Para el exsecretario de Energía Daniel Montamat, 2016 cerró con dos buenas noticias que no fueron "debidamente subrayadas por la propia comunicación oficial".
La primera de ellas es el éxito que cosecharon las rondas 1 y 1.5 del Plan RenovAr, a través de las cuales, "en un país que durante años relegó la inserción en la matriz energéticas de las renovables, se adjudicaron proyectos por 2.400 MW".
El especialista describe la segunda buena noticia de la siguiente manera: "En una visión de largo plazo, yo veo –en el mundo, y en la Argentina, con potencialidades muy importantes– una transición intrafósil. El gas natural (que tiene ya un lugar muy importante, siendo el principal recurso en nuestra matriz primaria y la principal fuente de abastecimiento eléctrico) consolida por segundo año un crecimiento en su producción local". De este modo, y luego de una suba de 3,9% un año antes, en los primeros 10 meses de 2016 el incremento fue de 5,3% respecto del periodo anterior.
"El epicentro de la crisis energética tiene que ver con el gas natural, porque nos quedamos sin reservas probadas de gas y dependíamos muchísimo del gas natural. Entonces, es una buena noticia que el gas empiece a consolidar tendencias de crecimiento en la producción local", desarrolla el exfuncionario.
Es más, en sus palabras, si se resuelve el problema del gas en unos años, todo el resto de los problemas que actualmente posee el sector energético se reacomodarán, incluyendo aquí a la inserción de las renovables.

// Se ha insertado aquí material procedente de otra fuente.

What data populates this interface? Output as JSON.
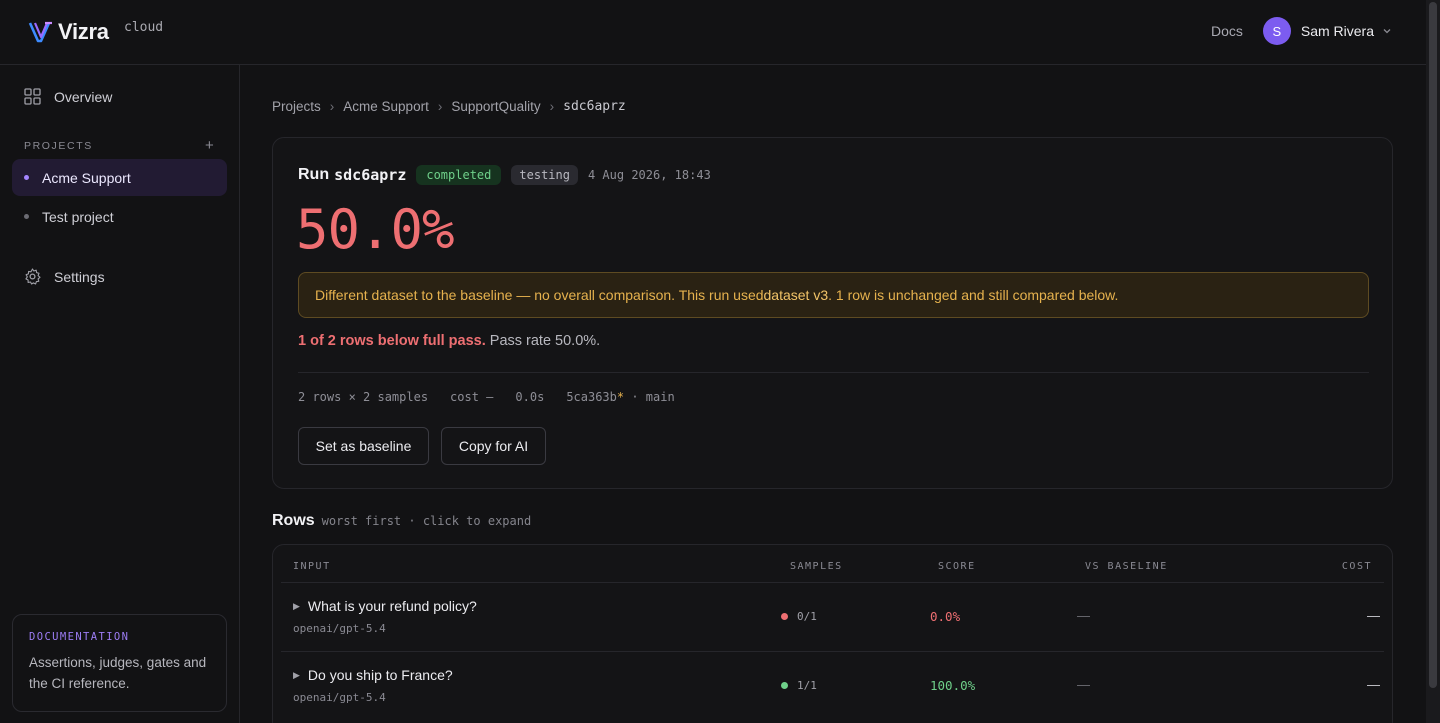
{
  "header": {
    "logo_text": "Vizra",
    "logo_sub": "cloud",
    "docs_label": "Docs",
    "user_initial": "S",
    "user_name": "Sam Rivera"
  },
  "sidebar": {
    "overview_label": "Overview",
    "projects_heading": "PROJECTS",
    "add_symbol": "+",
    "projects": [
      {
        "label": "Acme Support",
        "active": true
      },
      {
        "label": "Test project",
        "active": false
      }
    ],
    "settings_label": "Settings",
    "doc_card": {
      "label": "DOCUMENTATION",
      "text": "Assertions, judges, gates and the CI reference."
    }
  },
  "breadcrumb": {
    "items": [
      "Projects",
      "Acme Support",
      "SupportQuality"
    ],
    "current": "sdc6aprz",
    "separator": "›"
  },
  "run": {
    "label": "Run",
    "id": "sdc6aprz",
    "status": "completed",
    "environment": "testing",
    "date": "4 Aug 2026, 18:43",
    "score": "50.0%",
    "warning": {
      "before": "Different dataset to the baseline — no overall comparison. This run used ",
      "highlight": "dataset v3",
      "after": ". 1 row is unchanged and still compared below."
    },
    "summary_bad": "1 of 2 rows below full pass.",
    "summary_rest": " Pass rate 50.0%.",
    "meta": {
      "rows_samples": "2 rows × 2 samples",
      "cost": "cost —",
      "duration": "0.0s",
      "commit": "5ca363b",
      "dirty_marker": "*",
      "branch": " · main"
    },
    "buttons": {
      "baseline": "Set as baseline",
      "copy_ai": "Copy for AI"
    }
  },
  "rows_section": {
    "title": "Rows",
    "subtitle": "worst first · click to expand",
    "columns": [
      "INPUT",
      "SAMPLES",
      "SCORE",
      "VS BASELINE",
      "COST"
    ],
    "rows": [
      {
        "input": "What is your refund policy?",
        "model": "openai/gpt-5.4",
        "samples": "0/1",
        "score": "0.0%",
        "vs": "—",
        "cost": "—",
        "status_color": "#ee6f72"
      },
      {
        "input": "Do you ship to France?",
        "model": "openai/gpt-5.4",
        "samples": "1/1",
        "score": "100.0%",
        "vs": "—",
        "cost": "—",
        "status_color": "#6fd08a"
      }
    ]
  },
  "colors": {
    "accent": "#7c5cf0",
    "fail": "#ee6f72",
    "pass": "#6fd08a",
    "warning": "#e6b24e"
  }
}
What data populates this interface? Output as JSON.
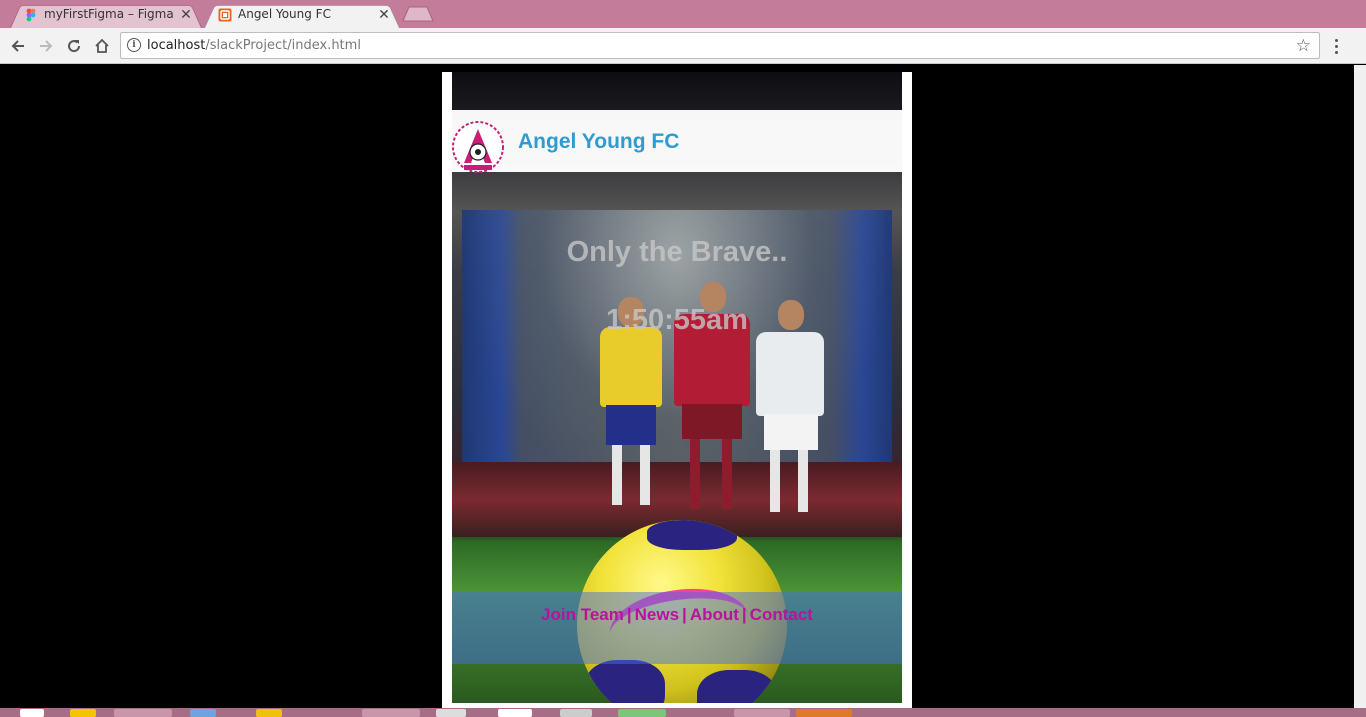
{
  "browser": {
    "tabs": [
      {
        "title": "myFirstFigma – Figma",
        "favicon": "figma-icon"
      },
      {
        "title": "Angel Young FC",
        "favicon": "html-file-icon",
        "active": true
      }
    ],
    "address": {
      "host": "localhost",
      "path": "/slackProject/index.html"
    }
  },
  "site": {
    "club_name": "Angel Young FC",
    "logo_text": "ANGEL YOUNG",
    "slogan": "Only the Brave..",
    "clock": "1:50:55am",
    "nav": [
      {
        "label": "Join Team"
      },
      {
        "label": "News"
      },
      {
        "label": "About"
      },
      {
        "label": "Contact"
      }
    ],
    "nav_separator": "|"
  },
  "colors": {
    "tabstrip": "#c37d9a",
    "club_name": "#2f9bd1",
    "nav_link": "#b8129f",
    "logo_ring": "#c81e78"
  }
}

"La Argentina tiene un gran potencial de gas, incluido Vaca Muerta, 77% del cual es gas. Empezamos a explotar Vaca Muerta por el lado del shale oil cuando deberíamos haberlo hecho con el shale gas", remata.
En este sentido, la potencialidad que podría implicar subsanar la crisis energética argentina no debe ser pasada por alto. "La energía puede aportarle, como inversión, entre tres y cinco puntos más a la tasa de inversión del país", concluye Montamat.